Ta bouche la demande, et ton cœur la respire ! Suis moins ta passion,
règle mieux tes désirs, ne me fais plus rougir d’entendre tes soupirs ;
tes flammes désormais doivent être étouffées ; bannis-les de ton âme, et
songe à mes trophées : qu’ils soient dorénavant ton unique entretien. »
Le désespoir s’empare d’Emma. Faites que ça cesse ! Son corps souffre le martyre. Elle
l’ignore, mais depuis trop longtemps déjà il est en proie incessante aux coups,
à la violence de Corneille qui s’est déchaînée. Sans aucun avis, la frustration,
la rage, les souffrances des derniers mois s’amalgament dans son ventre. Le feu
jaillit.
- « Donne-moi donc, barbare, un cœur comme le
tien ; et si tu veux enfin que je t’ouvre mon âme, rends-moi mon Curiace,
ou laisse agir ma flamme : ma joie et mes douleurs dépendaient de son
sort ; je l’adorais vivant, et je le pleure mort. Ne cherche plus ta sœur
où tu l’avais laissée ; tu ne revois en moi qu’une amante offensée, qui
comme une furie attachée à tes pas, te veut incessamment reprocher son trépas.
Tigre altéré de sang, qui me défends les larmes, qui veux que dans sa mort je
trouve encor des charmes, et que jusques au ciel élevant tes exploits, moi-même
je le tue une seconde fois ! Puissent tant de malheurs accompagner ta vie,
que tu tombes au point de me porter envie ; et toi, bientôt souiller par
quelque lâcheté cette gloire si chère à ta brutalité !
- Ô ciel ! Qui vit jamais une pareille rage ! Crois-tu donc que je
sois insensible à l’outrage, que je souffre en mon sang ce mortel
déshonneur ? Aime, aime cette mort qui fait notre bonheur, et préfère du
moins au souvenir d’un homme ce que doit ta naissance aux intérêts de Rome. »
La musique est assourdissante. Tout se brouille. Le
plancher se dérobe sous elle. Sa vision titube. Tout se fonde dans un écran
noir. Ses forces sont décuplées. Elle s’arrache à ses agresseurs. Camille se
jette à la gorge de son frère. Cet Horace, ce monstre abject qui l’a privée à
tout jamais de son amour. Au nom de qui ? De Rome ! Assez ! Assez ! Assez !

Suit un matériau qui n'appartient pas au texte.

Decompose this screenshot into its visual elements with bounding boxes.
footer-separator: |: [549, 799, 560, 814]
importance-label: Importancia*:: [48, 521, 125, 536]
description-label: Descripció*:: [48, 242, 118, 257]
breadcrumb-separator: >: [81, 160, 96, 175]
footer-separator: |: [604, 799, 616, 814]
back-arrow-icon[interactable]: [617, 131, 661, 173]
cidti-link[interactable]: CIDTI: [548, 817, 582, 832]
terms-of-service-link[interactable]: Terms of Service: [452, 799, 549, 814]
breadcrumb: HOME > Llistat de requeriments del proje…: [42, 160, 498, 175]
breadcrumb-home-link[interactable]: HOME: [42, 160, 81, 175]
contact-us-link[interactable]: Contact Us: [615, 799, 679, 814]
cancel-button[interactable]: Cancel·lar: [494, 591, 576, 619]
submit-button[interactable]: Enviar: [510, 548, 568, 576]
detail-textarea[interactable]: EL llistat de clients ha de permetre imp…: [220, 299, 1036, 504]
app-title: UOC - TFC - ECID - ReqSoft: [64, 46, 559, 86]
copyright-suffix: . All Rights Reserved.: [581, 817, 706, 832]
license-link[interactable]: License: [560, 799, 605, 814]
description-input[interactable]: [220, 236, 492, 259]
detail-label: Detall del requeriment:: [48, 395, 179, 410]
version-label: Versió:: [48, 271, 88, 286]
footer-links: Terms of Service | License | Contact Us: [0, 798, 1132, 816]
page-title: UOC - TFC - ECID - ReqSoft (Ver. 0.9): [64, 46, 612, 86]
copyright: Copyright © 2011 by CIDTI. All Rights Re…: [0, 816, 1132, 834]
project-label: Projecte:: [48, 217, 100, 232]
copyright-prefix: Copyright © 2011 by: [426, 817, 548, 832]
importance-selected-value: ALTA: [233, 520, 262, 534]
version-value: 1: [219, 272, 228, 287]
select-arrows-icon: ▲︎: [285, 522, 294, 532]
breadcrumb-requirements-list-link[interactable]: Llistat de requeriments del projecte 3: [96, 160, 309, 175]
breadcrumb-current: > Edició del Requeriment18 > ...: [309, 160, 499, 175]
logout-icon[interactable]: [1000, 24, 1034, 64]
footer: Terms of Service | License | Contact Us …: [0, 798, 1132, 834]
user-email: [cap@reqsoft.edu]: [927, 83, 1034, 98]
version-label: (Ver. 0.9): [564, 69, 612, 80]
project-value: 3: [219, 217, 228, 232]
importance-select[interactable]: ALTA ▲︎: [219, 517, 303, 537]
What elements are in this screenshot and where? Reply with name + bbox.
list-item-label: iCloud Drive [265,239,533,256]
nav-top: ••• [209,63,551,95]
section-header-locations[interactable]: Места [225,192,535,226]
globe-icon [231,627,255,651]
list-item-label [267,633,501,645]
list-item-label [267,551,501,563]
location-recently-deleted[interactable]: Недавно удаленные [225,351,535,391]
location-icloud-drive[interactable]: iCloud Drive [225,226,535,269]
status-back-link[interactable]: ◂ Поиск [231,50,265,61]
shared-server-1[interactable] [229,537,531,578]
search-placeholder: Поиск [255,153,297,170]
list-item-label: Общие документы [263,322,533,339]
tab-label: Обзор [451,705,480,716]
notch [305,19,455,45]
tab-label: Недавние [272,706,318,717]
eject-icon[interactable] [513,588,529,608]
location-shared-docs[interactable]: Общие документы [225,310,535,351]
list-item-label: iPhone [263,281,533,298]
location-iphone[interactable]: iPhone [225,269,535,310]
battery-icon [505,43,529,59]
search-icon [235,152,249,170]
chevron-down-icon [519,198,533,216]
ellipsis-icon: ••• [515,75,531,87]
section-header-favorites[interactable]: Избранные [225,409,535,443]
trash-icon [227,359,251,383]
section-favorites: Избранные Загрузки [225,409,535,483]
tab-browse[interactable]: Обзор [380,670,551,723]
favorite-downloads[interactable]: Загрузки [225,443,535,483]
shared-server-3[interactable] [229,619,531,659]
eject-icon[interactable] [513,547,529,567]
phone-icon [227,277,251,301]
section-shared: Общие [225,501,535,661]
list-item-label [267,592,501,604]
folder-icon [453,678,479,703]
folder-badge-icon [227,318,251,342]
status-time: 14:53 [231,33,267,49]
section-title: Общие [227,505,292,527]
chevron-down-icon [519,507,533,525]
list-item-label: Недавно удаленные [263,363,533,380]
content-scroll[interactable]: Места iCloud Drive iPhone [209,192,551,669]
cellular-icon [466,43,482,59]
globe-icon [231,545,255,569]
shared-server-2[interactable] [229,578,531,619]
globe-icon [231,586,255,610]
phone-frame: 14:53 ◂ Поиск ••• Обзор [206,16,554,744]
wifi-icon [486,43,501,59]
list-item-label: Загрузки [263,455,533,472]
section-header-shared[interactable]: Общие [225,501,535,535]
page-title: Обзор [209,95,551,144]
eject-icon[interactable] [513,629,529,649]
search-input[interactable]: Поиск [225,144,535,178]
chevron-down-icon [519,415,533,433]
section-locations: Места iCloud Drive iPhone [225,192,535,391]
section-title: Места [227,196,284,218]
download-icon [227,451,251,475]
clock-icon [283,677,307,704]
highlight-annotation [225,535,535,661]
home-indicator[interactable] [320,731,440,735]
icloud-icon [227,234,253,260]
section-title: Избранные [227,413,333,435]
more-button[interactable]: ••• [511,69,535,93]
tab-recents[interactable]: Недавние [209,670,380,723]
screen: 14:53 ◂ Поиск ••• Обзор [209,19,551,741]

- « Rome, l’unique objet de mon
ressentiment ! Rome, à qui vient ton bras d’immoler mon amant ! Rome
qui t’a vu naître, et que ton cœur adore ! Rome enfin que je hais parce
qu’elle t’honore ! Puissent tous ses voisins ensemble conjurés saper ses
fondements encor mal assurés ! Et si ce n’est assez de toute l’Italie, que
l’orient contre elle à l’occident s’allie ; que cent peuples unis des
bouts de l’univers passent pour la détruire et les monts et les mers !
Qu’elle-même sur soi renverse ses murailles, et de ses propres mains déchire
ses entrailles ! Que le courroux du ciel allumé par mes vœux fasse
pleuvoir sur elle un déluge de feux ! Puissé-je de mes yeux y voir tomber
ce foudre, voir ses maisons en cendre, et tes lauriers en poudre, voir le
dernier Romain à son dernier soupir, moi seule en être cause, et mourir de
plaisir ! »
L’abîme. Tout sombre dans le noir. Emma
s’effondre. Elle git au sol, inconsciente, sous les regards admiratifs, les
corps inertes de la petite assistance. Ils venaient d’assister à la vérité
des foudres humaines. Nathan se dégage. Des marques rouge vif ornent son cou.